Background: Quantifying physical activity accumulated through daily commuting is challenging due to the scarcity of detailed data, especially for public transport trips. Using Montreal, Canada as a case study, this paper measures and compares an individual’s daily amount of walking to and from public transport in their regular commute to work using two datasets and two methods.

Methods: The first method used urban level detailed origin-destination microdata. Distances walked to and from public transport stations were measured using trip details provided from the survey. The second method used open data including commuting flows obtained from census data. Public transport trips for each flow were modeled using a fastest route algorithm applied to General Transit Feed Specification (GTFS) data obtained from public transport operators. Walking distances were then extracted from these trip paths. Multilevel mixed-effect regression modeling was used to identify the determinants of total walking when using both methods. A sensitivity analysis was then used to derive an adjustment table for those who wish to use open data to estimate walking.

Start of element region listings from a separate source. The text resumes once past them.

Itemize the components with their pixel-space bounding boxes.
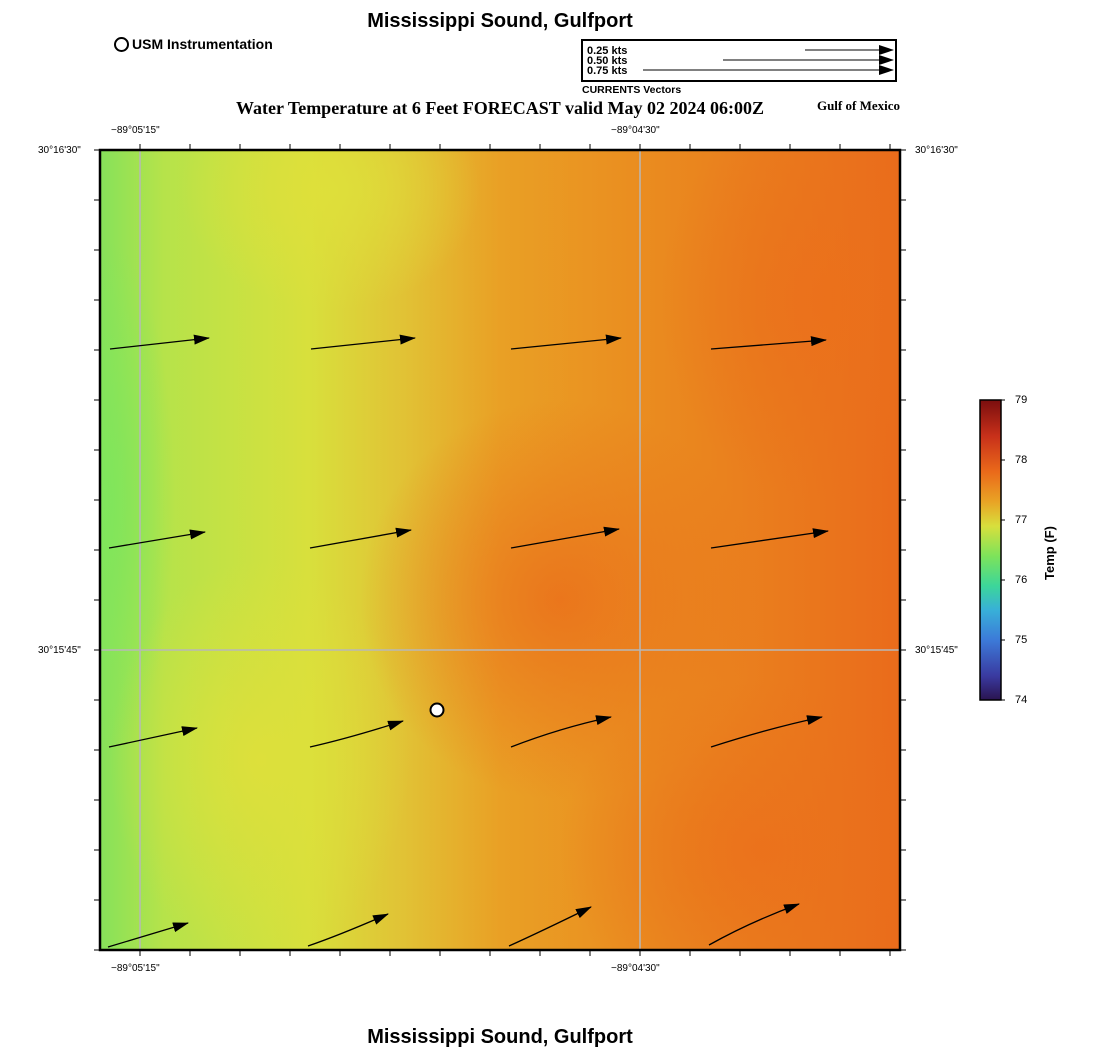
lat-tick-left: 30°16'30" (38, 145, 81, 156)
temperature-map (94, 144, 906, 956)
vector-legend-caption: CURRENTS Vectors (582, 84, 682, 96)
colorbar-label: 76 (1015, 574, 1028, 586)
colorbar-label: 79 (1015, 394, 1028, 406)
graticule (100, 150, 900, 950)
station-legend-label: USM Instrumentation (132, 36, 273, 52)
station-marker-icon (114, 36, 129, 52)
station-marker[interactable] (429, 702, 445, 718)
vector-legend-entry: 0.75 kts (587, 65, 628, 77)
lat-tick-right: 30°15'45" (915, 645, 958, 656)
temperature-field (100, 150, 900, 950)
current-vectors (107, 334, 829, 948)
map-title: Mississippi Sound, Gulfport (367, 10, 633, 32)
vector-legend-arrows (643, 45, 894, 75)
frame-ticks (94, 144, 906, 956)
lon-tick-bottom: −89°05'15" (111, 963, 160, 974)
lat-tick-left: 30°15'45" (38, 645, 81, 656)
lon-tick-top: −89°04'30" (611, 125, 660, 136)
vector-legend-entry: 0.25 kts (587, 45, 628, 57)
station-legend: USM Instrumentation (114, 36, 273, 52)
vector-legend-entry: 0.50 kts (587, 55, 628, 67)
vector-legend: 0.25 kts 0.50 kts 0.75 kts (581, 39, 897, 82)
lon-tick-top: −89°05'15" (111, 125, 160, 136)
colorbar-label: 77 (1015, 514, 1028, 526)
lat-tick-right: 30°16'30" (915, 145, 958, 156)
colorbar (979, 399, 1005, 701)
plot-title: Water Temperature at 6 Feet FORECAST val… (236, 98, 764, 118)
region-label: Gulf of Mexico (816, 98, 900, 113)
colorbar-label: 75 (1015, 634, 1028, 646)
map-footer-title: Mississippi Sound, Gulfport (367, 1026, 633, 1048)
colorbar-label: 78 (1015, 454, 1028, 466)
colorbar-label: 74 (1015, 694, 1028, 706)
colorbar-title: Temp (F) (1042, 526, 1057, 580)
lon-tick-bottom: −89°04'30" (611, 963, 660, 974)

Results: For commuter train users 471 metres must be added to walking estimates obtained from the commuting flows data, while negative adjustments are required for subway users (122 metres), city bus users (366 metres), suburban bus users (516 metres), and peripheral bus users (1186 metres).

Conclusions: The methodology presented in this study provides researchers and professionals in other cities without access to detailed origin-destination survey data with a guide to use open data to accurately estimate total walking distances accumulated in a daily commute by public transport.